Переправы через реку
Сориентироваться в городе было непросто даже посвященному Заливаемый водой в нескольких смыслах (в климатическом уж точно) Ленинград жил несколько обособленно от своих рек и каналов. Водные пути, изначально предназначенные для доставки грузов, к 1960-м годам стали в основном использоваться для прогулочных судов[171]. Несколько «ракет» на подводных крыльях курсировали по маршрутам к пригородным достопримечательностям, таким как Петродворец (Петергоф) или Ломоносов (Ораниенбаум); речные суда, с нежностью называемые «речными трамваями», предлагали «экскурсии по рекам и каналам»[172]. В остальном же реки служили не столько средством передвижения, сколько преградой для транспорта. Первые трамваи в Петербурге пустили по невскому льду, а ленинградцы старших поколений еще помнили, как в 1940-е срезали путь по замерзшей Неве[173]. То ли из-за более теплых зим, то ли в силу возросшего чувства самосохранения, то ли по обеим причинам к концу XX века такие переходы стали выглядеть эксцентрично. Да и власти начали запускать по рекам и каналам ледокол, чтобы он разбивал лед и у горожан не возникало соблазна по нему пройтись. Пересечь Неву в любое время года можно было теперь только по мостам, которых (вопреки миллионам открыток) на реке не хватает, если сравнить с другими крупными реками. Всего пересечь Неву можно в 22 местах – для сравнения, в Лондоне 32 переправы через Темзу, а в Париже через Сену 37[174].

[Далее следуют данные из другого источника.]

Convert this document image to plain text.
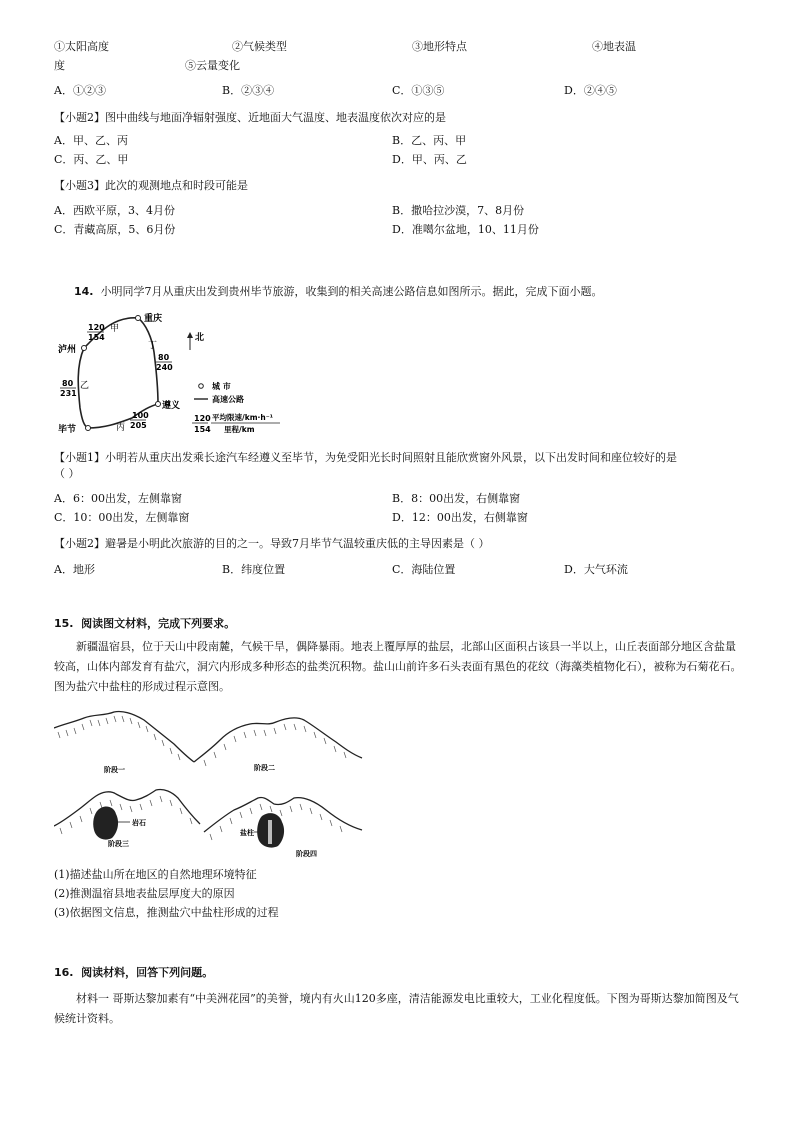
①太阳高度	②气候类型	③地形特点	④地表温
度	⑤云量变化
A．①②③	B．②③④	C．①③⑤	D．②④⑤
【小题2】图中曲线与地面净辐射强度、近地面大气温度、地表温度依次对应的是
A．甲、乙、丙	B．乙、丙、甲
C．丙、乙、甲	D．甲、丙、乙
【小题3】此次的观测地点和时段可能是
A．西欧平原，3、4月份	B．撒哈拉沙漠，7、8月份
C．青藏高原，5、6月份	D．准噶尔盆地，10、11月份
14. 小明同学7月从重庆出发到贵州毕节旅游，收集到的相关高速公路信息如图所示。据此，完成下面小题。
重庆
泸州
遵义
毕节
甲
乙
丙
丁
120
154
80
240
80
231
100
205
北
城 市
高速公路
120
154
平均限速/km·h⁻¹
里程/km
【小题1】小明若从重庆出发乘长途汽车经遵义至毕节，为免受阳光长时间照射且能欣赏窗外风景，以下出发时间和座位较好的是
（ ）
A．6：00出发，左侧靠窗	B．8：00出发，右侧靠窗
C．10：00出发，左侧靠窗	D．12：00出发，右侧靠窗
【小题2】避暑是小明此次旅游的目的之一。导致7月毕节气温较重庆低的主导因素是（ ）
A．地形	B．纬度位置	C．海陆位置	D．大气环流
15. 阅读图文材料，完成下列要求。
新疆温宿县，位于天山中段南麓，气候干旱，偶降暴雨。地表上覆厚厚的盐层，北部山区面积占该县一半以上，山丘表面部分地区含盐量较高，山体内部发育有盐穴，洞穴内形成多种形态的盐类沉积物。盐山山前许多石头表面有黑色的花纹（海藻类植物化石），被称为石菊花石。图为盐穴中盐柱的形成过程示意图。
阶段一	阶段二
岩石
阶段三
盐柱
阶段四
(1)描述盐山所在地区的自然地理环境特征
(2)推测温宿县地表盐层厚度大的原因
(3)依据图文信息，推测盐穴中盐柱形成的过程
16. 阅读材料，回答下列问题。
材料一 哥斯达黎加素有“中美洲花园”的美誉，境内有火山120多座，清洁能源发电比重较大，工业化程度低。下图为哥斯达黎加简图及气候统计资料。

Река, в XIX веке служившая важной транспортной артерией, во второй половине XX века практически не использовалась для коммерческих перевозок. Приехав в Гамбург, В. Кривулин поразился оживленному движению на Эльбе: «…громадная натруженная река, столь непохожая на мою родную Неву, умертвленную по распоряжению начальства, которое всегда боялось водных пространств» [Кривулин 1998: 333].
Даже по сравнению с лондонской Темзой с ее прогулочными шлюпками, весельными лодками, полицейскими катерами и (иногда) баржами и речными автобусами, Нева была практически пустынной. Ее воды возвращались к жизни лишь по особым случаям. Помимо Дня Военно-морского флота, самым важным из речных торжеств стал праздник выпускников «Алые паруса».
Ставший в 1968 году первым общегородским днем выпускников (до этого выпускные вечера организовывались в каждом районе отдельно) праздник «Алые паруса» с самого начала был связан с водой[175]. На набережных устраивали концерты, а выпускников приглашали участвовать в конкурсах. «Призы, кстати, были очень оригинальные, – вспоминает одна из организаторов первых «Парусов», – катание на речных трамвайчиках по Неве или на такси по ночному Ленинграду». Благодаря этому конкурсы пользовались огромной популярностью [Буланкова, Басина 2010]. Но гвоздем программы было судно с алыми парусами, на палубе которого разыгрывалась сцена, отсылающая к трогательной и сентиментальной повести А. С. Грина «Алые паруса» (1923). Двое выпускников, девушка и юноша, подплывали на катере к Ростральным колоннам, держа факел, и зажигали маяки; на яхте, оснащенной алыми парусами, к Стрелке приплывала девушка, изображавшая героиню повести Грина Ассоль, и приветствовала выпускников. М. Басина, выпускница тех лет, вспоминает очарование первого праздника: «А парусник был очень красивый. Он просто плыл под какую-то музыку в луче прожектора с натурально алыми, а не подсвеченными красным парусами, и это было совершенно завораживающее зрелище». [Буланкова, Басина 2010].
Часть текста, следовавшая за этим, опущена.